-
O Globo
A
novela do julgamento de Lula pode chegar a um fim hoje, se o plenário do
Supremo Tribunal Federal (STF) entender que a Segunda Turma, que decidiu pela
suspeição do então juiz Sergio Moro, poderia fazê-lo mesmo antes de ser
definida a questão da competência da Vara de Curitiba nos julgamentos da
Lava-Jato.
Mas, como em cabeça de juiz ninguém sabe o que se passa, a dizer que julgam com
independência — a evolução da tecnologia médica não permite mais dizer que não
se sabe o que tem em barriga de grávida nem em fralda de bebê —, existem
algumas situações peculiares neste julgamento de hoje.
O decano do STF, ministro Marco Aurélio, não concordou com a afetação do
processo ao plenário, mas, vencido pela “douta maioria” — nesse caso não tão
douta assim, na sua opinião —, já votou a favor da manutenção dos processos em
Curitiba, e pode votar outra vez, já que disse que a suspeição de Moro é bem
mais importante. O ministro é sempre elogioso ao trabalho de Moro na Operação
Lava-Jato e, com seu voto, pode ajudar a impedir que seja confirmada a suspeição
dele.
O ministro Alexandre de Moraes disse na sessão anterior que não é possível
afirmar que o julgamento pelo plenário significa desrespeito ao princípio do
juiz natural: “A estrutura da Corte privilegia o plenário, e as turmas só foram
criadas devido ao excesso de trabalho do tribunal”. Com essa posição, é
provável que defenda que o plenário tem preferência às turmas. Mas não
significa que concorde ou não com a suspeição de Moro.
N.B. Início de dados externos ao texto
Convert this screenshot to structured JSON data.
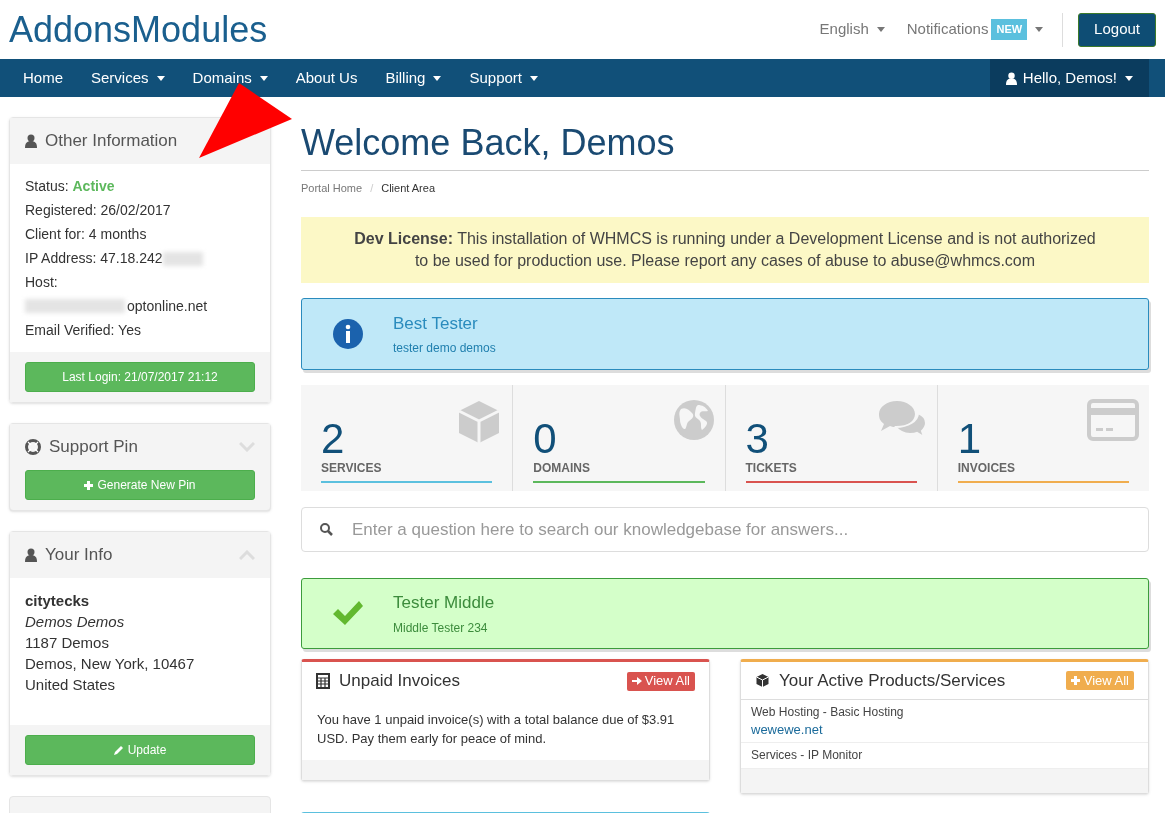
{
  "header": {
    "logo": "AddonsModules",
    "language": "English",
    "notifications": {
      "label": "Notifications",
      "badge": "NEW"
    },
    "logout": "Logout"
  },
  "nav": {
    "items": [
      {
        "label": "Home",
        "dropdown": false
      },
      {
        "label": "Services",
        "dropdown": true
      },
      {
        "label": "Domains",
        "dropdown": true
      },
      {
        "label": "About Us",
        "dropdown": false
      },
      {
        "label": "Billing",
        "dropdown": true
      },
      {
        "label": "Support",
        "dropdown": true
      }
    ],
    "user_menu": "Hello, Demos!"
  },
  "sidebar": {
    "other_information": {
      "title": "Other Information",
      "lines": [
        {
          "kind": "status",
          "label": "Status:",
          "value": "Active"
        },
        {
          "kind": "plain",
          "label": "Registered: 26/02/2017"
        },
        {
          "kind": "plain",
          "label": "Client for: 4 months"
        },
        {
          "kind": "redacted_after",
          "label": "IP Address: 47.18.242"
        },
        {
          "kind": "plain",
          "label": "Host:"
        },
        {
          "kind": "redacted_before",
          "label": "optonline.net"
        },
        {
          "kind": "plain",
          "label": "Email Verified: Yes"
        }
      ],
      "button": "Last Login: 21/07/2017 21:12"
    },
    "support_pin": {
      "title": "Support Pin",
      "collapsed": true,
      "button": "Generate New Pin"
    },
    "your_info": {
      "title": "Your Info",
      "collapsed": false,
      "username": "citytecks",
      "name": "Demos Demos",
      "address": [
        "1187 Demos",
        "Demos, New York, 10467",
        "United States"
      ],
      "button": "Update"
    }
  },
  "main": {
    "title": "Welcome Back, Demos",
    "breadcrumb_separator": "/",
    "breadcrumb": [
      {
        "label": "Portal Home",
        "selected": false
      },
      {
        "label": "Client Area",
        "selected": true
      }
    ],
    "license_alert": "**Dev License:** This installation of WHMCS is running under a Development License and is not authorized to be used for production use. Please report any cases of abuse to abuse@whmcs.com",
    "info_banner": {
      "title": "Best Tester",
      "subtitle": "tester demo demos"
    },
    "stats": [
      {
        "kind": "box",
        "count": "2",
        "label": "SERVICES",
        "color": "#5bc0de"
      },
      {
        "kind": "globe",
        "count": "0",
        "label": "DOMAINS",
        "color": "#5cb85c"
      },
      {
        "kind": "chat",
        "count": "3",
        "label": "TICKETS",
        "color": "#d9534f"
      },
      {
        "kind": "card",
        "count": "1",
        "label": "INVOICES",
        "color": "#f0ad4e"
      }
    ],
    "search": {
      "placeholder": "Enter a question here to search our knowledgebase for answers..."
    },
    "success_banner": {
      "title": "Tester Middle",
      "subtitle": "Middle Tester 234"
    },
    "unpaid_invoices": {
      "title": "Unpaid Invoices",
      "button": "View All",
      "text": "You have 1 unpaid invoice(s) with a total balance due of $3.91 USD. Pay them early for peace of mind."
    },
    "active_products": {
      "title": "Your Active Products/Services",
      "button": "View All",
      "items": [
        {
          "label": "Web Hosting - Basic Hosting",
          "link": "wewewe.net"
        },
        {
          "label": "Services - IP Monitor"
        }
      ]
    }
  }
}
A ministra Rosa Weber convocou para assessorá-la durante o julgamento do
mensalão o juiz Sérgio Moro, que era famoso apenas no círculo jurídico como
especialista em combate à corrupção, não a celebridade de hoje. Ela tem
melhores condições que qualquer outro para julgar se Moro é um juiz suspeito.
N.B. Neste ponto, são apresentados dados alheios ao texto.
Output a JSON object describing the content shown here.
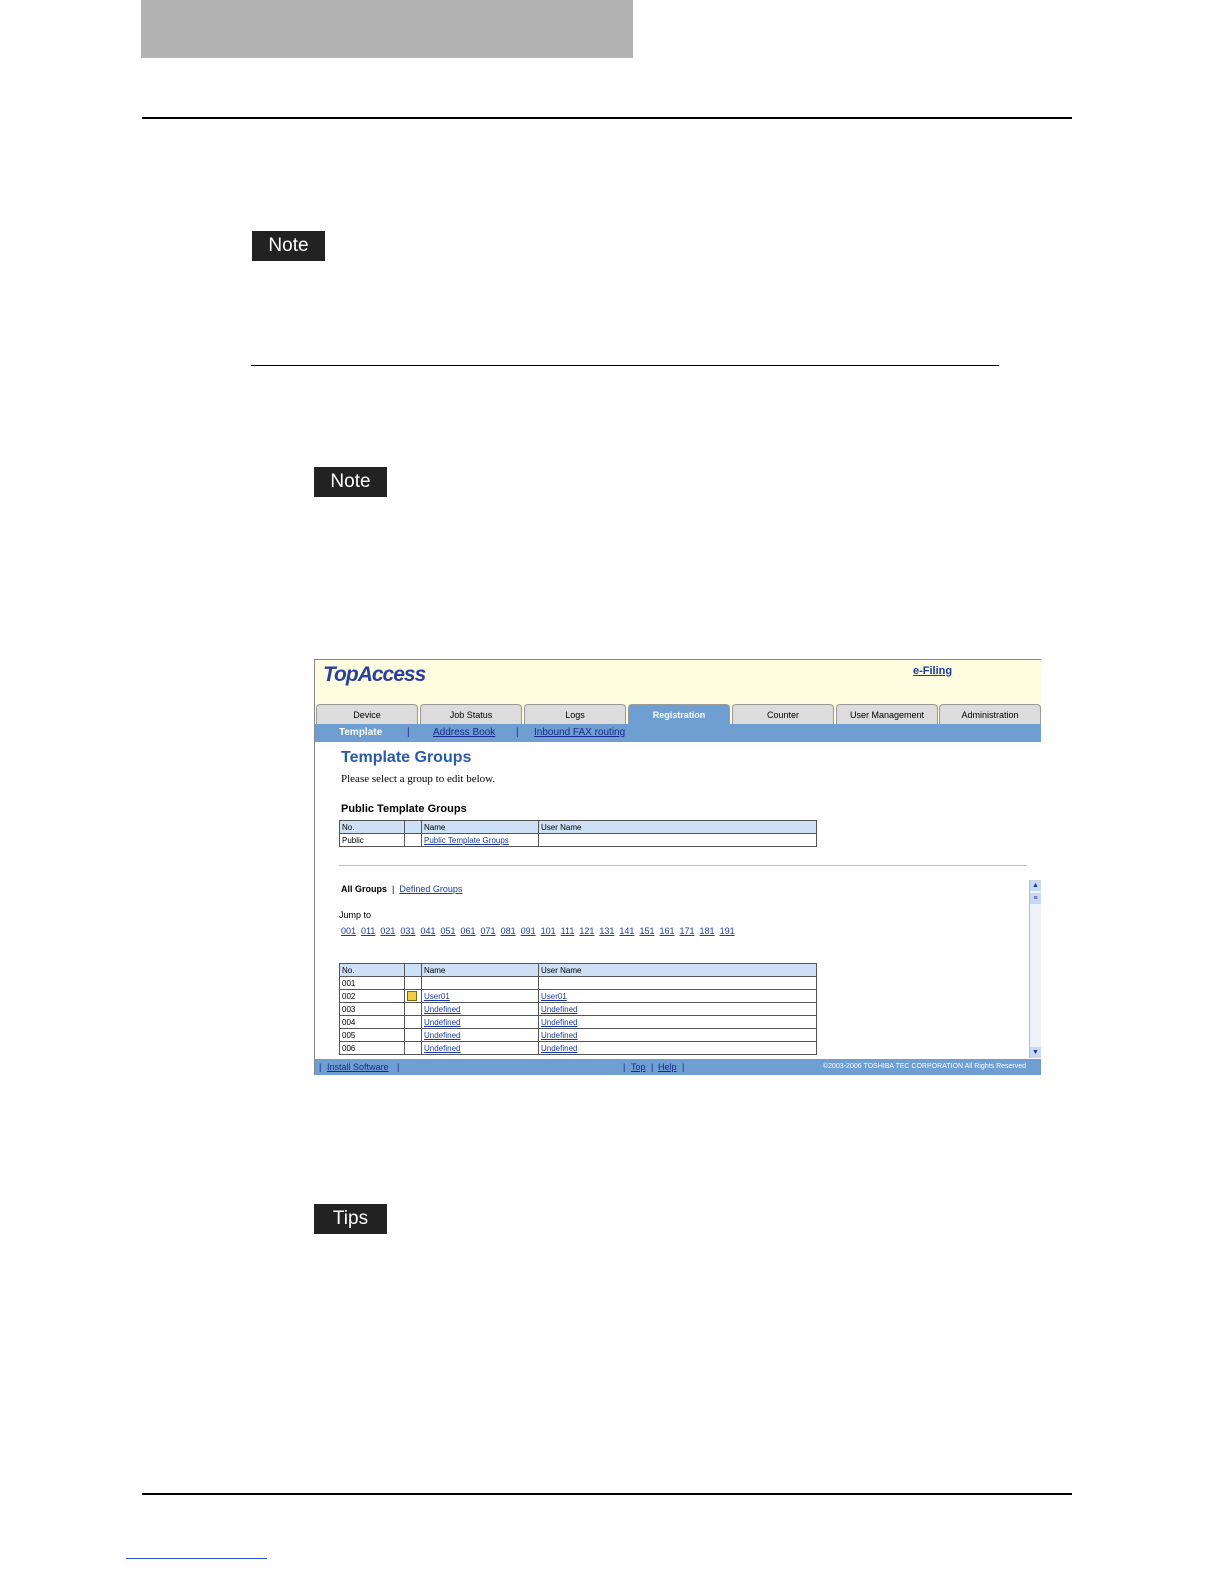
{
  "labels": {
    "note1": "Note",
    "note2": "Note",
    "tips": "Tips"
  },
  "app": {
    "logo": "TopAccess",
    "top_link": "e-Filing",
    "tabs": [
      "Device",
      "Job Status",
      "Logs",
      "Registration",
      "Counter",
      "User Management",
      "Administration"
    ],
    "active_tab": "Registration",
    "subnav": {
      "current": "Template",
      "links": [
        "Address Book",
        "Inbound FAX routing"
      ],
      "separator": "|"
    },
    "page_title": "Template Groups",
    "page_subtitle": "Please select a group to edit below.",
    "public_section_title": "Public Template Groups",
    "table_headers": [
      "No.",
      "",
      "Name",
      "User Name"
    ],
    "public_row": {
      "no": "Public",
      "name": "Public Template Groups",
      "user": ""
    },
    "group_filter": {
      "active": "All Groups",
      "separator": "|",
      "link": "Defined Groups"
    },
    "jump_to_label": "Jump to",
    "jump_links": [
      "001",
      "011",
      "021",
      "031",
      "041",
      "051",
      "061",
      "071",
      "081",
      "091",
      "101",
      "111",
      "121",
      "131",
      "141",
      "151",
      "161",
      "171",
      "181",
      "191"
    ],
    "rows": [
      {
        "no": "001",
        "name": "",
        "user": ""
      },
      {
        "no": "002",
        "name": "User01",
        "user": "User01"
      },
      {
        "no": "003",
        "name": "Undefined",
        "user": "Undefined"
      },
      {
        "no": "004",
        "name": "Undefined",
        "user": "Undefined"
      },
      {
        "no": "005",
        "name": "Undefined",
        "user": "Undefined"
      },
      {
        "no": "006",
        "name": "Undefined",
        "user": "Undefined"
      }
    ],
    "bottom": {
      "install": "Install Software",
      "top": "Top",
      "help": "Help",
      "sep": "|",
      "copyright": "©2003-2006 TOSHIBA TEC CORPORATION All Rights Reserved"
    }
  }
}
O ministro Nunes Marques é contabilizado como um dos quatro votos certos a
favor de que a Segunda Turma tinha condições de julgar a suspeição naquela
sessão, pois votou na ocasião, embora contra, para surpresa do ministro Gilmar
Mendes. Mas pode alegar que, hoje, com a decisão tomada pelo plenário sobre a
incompetência da Vara de Curitiba, considera que aquela questão se sobrepõe à
suspeição.
Como ressaltou a ministra Cármen Lúcia, o plenário não é órgão revisor das
turmas. Mas, nesse caso, seria uma análise técnica, não uma revisão. *
Nesse caso, o resultado é imprevisível. Já temos três votos pela suspeição
dados na Segunda Turma —Cármen Lúcia, Gilmar Mendes e Ricardo Lewandowski — e
um a favor de Moro, por Nunes Marques. Alguns ministros já se pronunciaram
favoravelmente em várias oportunidades sobre a Operação Lava-Jato, como o
presidente Luiz Fux e os ministros Luís Roberto Barroso e Marco Aurélio Mello.
Assim como fizeram, contra, os ministros Gilmar Mendes e Ricardo Lewandowski.
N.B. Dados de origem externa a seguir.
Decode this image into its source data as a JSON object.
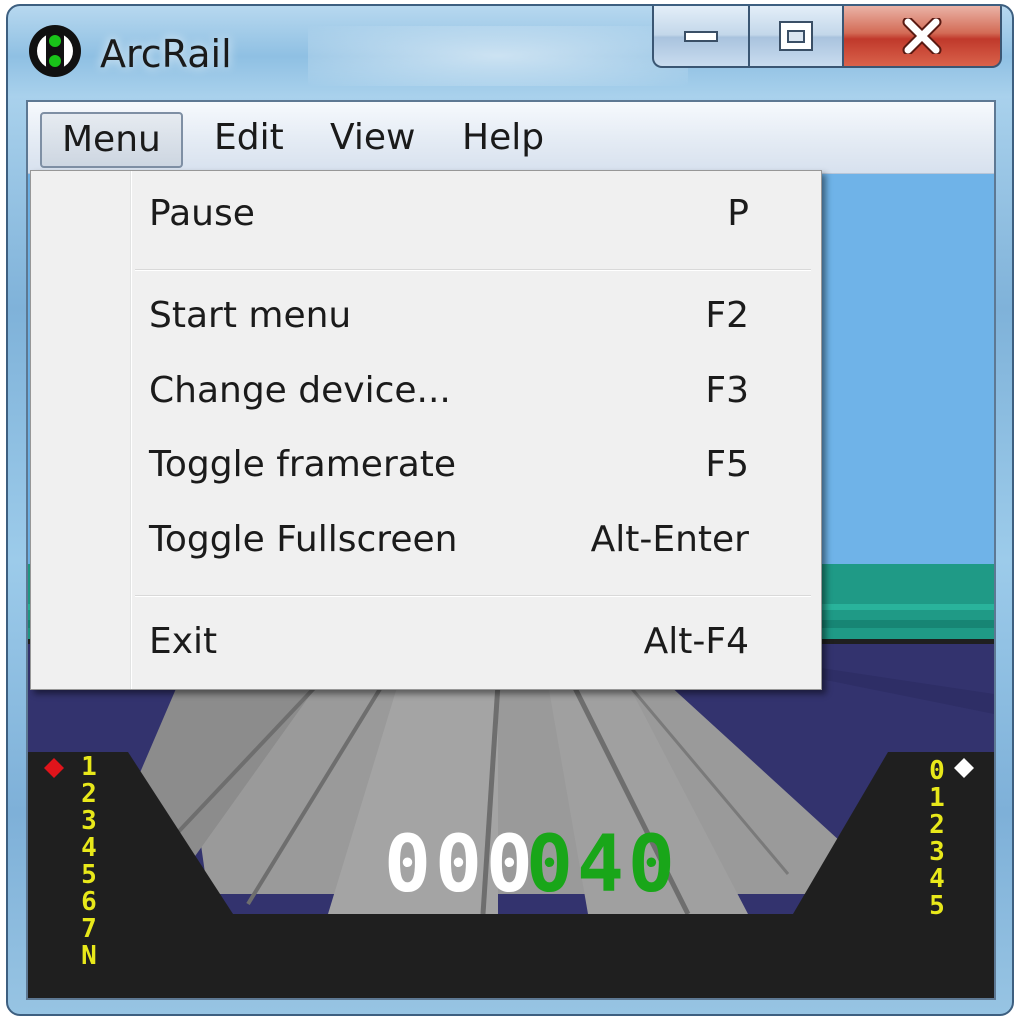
{
  "window": {
    "title": "ArcRail"
  },
  "menubar": {
    "items": [
      {
        "label": "Menu",
        "active": true
      },
      {
        "label": "Edit",
        "active": false
      },
      {
        "label": "View",
        "active": false
      },
      {
        "label": "Help",
        "active": false
      }
    ]
  },
  "dropdown": {
    "items": [
      {
        "label": "Pause",
        "shortcut": "P"
      },
      {
        "label": "Start menu",
        "shortcut": "F2"
      },
      {
        "label": "Change device...",
        "shortcut": "F3"
      },
      {
        "label": "Toggle framerate",
        "shortcut": "F5"
      },
      {
        "label": "Toggle Fullscreen",
        "shortcut": "Alt-Enter"
      },
      {
        "label": "Exit",
        "shortcut": "Alt-F4"
      }
    ]
  },
  "hud": {
    "left_counter": "000",
    "right_counter": "040",
    "left_gauge": [
      "1",
      "2",
      "3",
      "4",
      "5",
      "6",
      "7",
      "N"
    ],
    "right_gauge": [
      "0",
      "1",
      "2",
      "3",
      "4",
      "5"
    ]
  },
  "colors": {
    "sky": "#6fb3e8",
    "sea": "#1f9a86",
    "ground": "#33336e",
    "track": "#9a9a9a",
    "hud_panel": "#1f1f1f",
    "hud_yellow": "#e8e81a",
    "hud_green": "#19a619",
    "left_marker": "#e0141b",
    "right_marker": "#ffffff"
  }
}
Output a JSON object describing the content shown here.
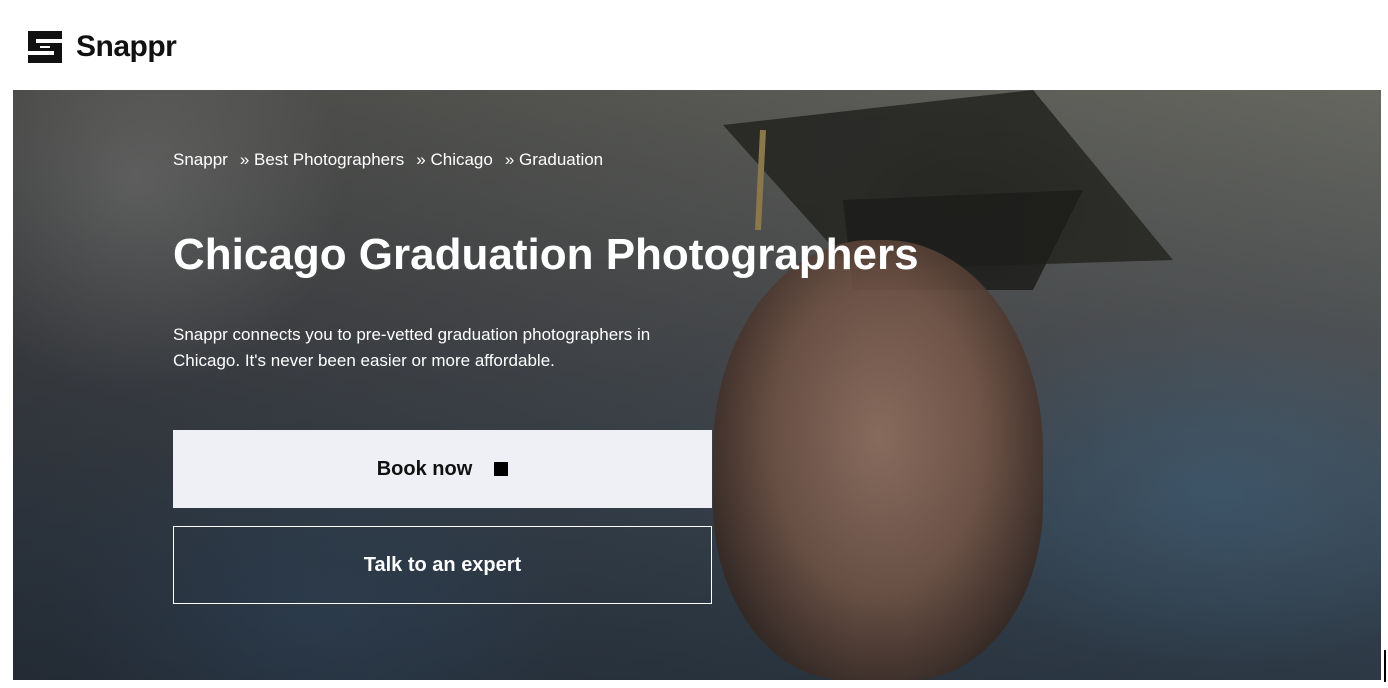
{
  "brand": {
    "name": "Snappr"
  },
  "breadcrumb": [
    {
      "label": "Snappr"
    },
    {
      "label": "» Best Photographers"
    },
    {
      "label": "» Chicago"
    },
    {
      "label": "» Graduation"
    }
  ],
  "hero": {
    "title": "Chicago Graduation Photographers",
    "description": "Snappr connects you to pre-vetted graduation photographers in Chicago. It's never been easier or more affordable.",
    "primary_button": "Book now",
    "secondary_button": "Talk to an expert",
    "image_icon": "graduation-portrait-photo"
  },
  "colors": {
    "primary_button_bg": "#eef0f5",
    "text_on_hero": "#ffffff",
    "brand_dark": "#111111"
  }
}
Na visão de Fux, a discussão envolvida no caso é relevante, pois pode afetar
outros processos da Lava- Jato e “atingir um grande trabalho feito pelo Supremo
Tribunal Federal no combate à corrupção”. A sombra que paira sobre o
julgamento, os diálogos entre os procuradores de Curitiba e o juiz Sergio Moro
divulgados depois de ter sido roubados por um hacker, sofreu um golpe com o
laudo da Polícia Federal afirmando que não há possibilidade técnica de atestar
sua veracidade ou origem. O laudo não apagou da mente dos ministros a impressão
causada, mesmo que digam que não o usaram nas decisões, mas colocou
concretamente a possibilidade de que tenham sido alterados.
A suspeição de Moro no caso do triplex do Guarujá criará uma situação
esdrúxula: o ex-presidente da empreiteira OAS Léo Pinheiro, que confessou ter
dado o apartamento a Lula em troca de benefícios recebidos durante seu governo,
será também absolvido, assim como o ex-executivo Agenor Franklin Medeiros,
ambos condenados no mesmo processo. O mesmo acontecerá nos demais processos
contra Lula, caso o benefício seja estendido a eles pelo ministro Gilmar
Mendes, novo relator da Lava-Jato na Segunda Turma do STF.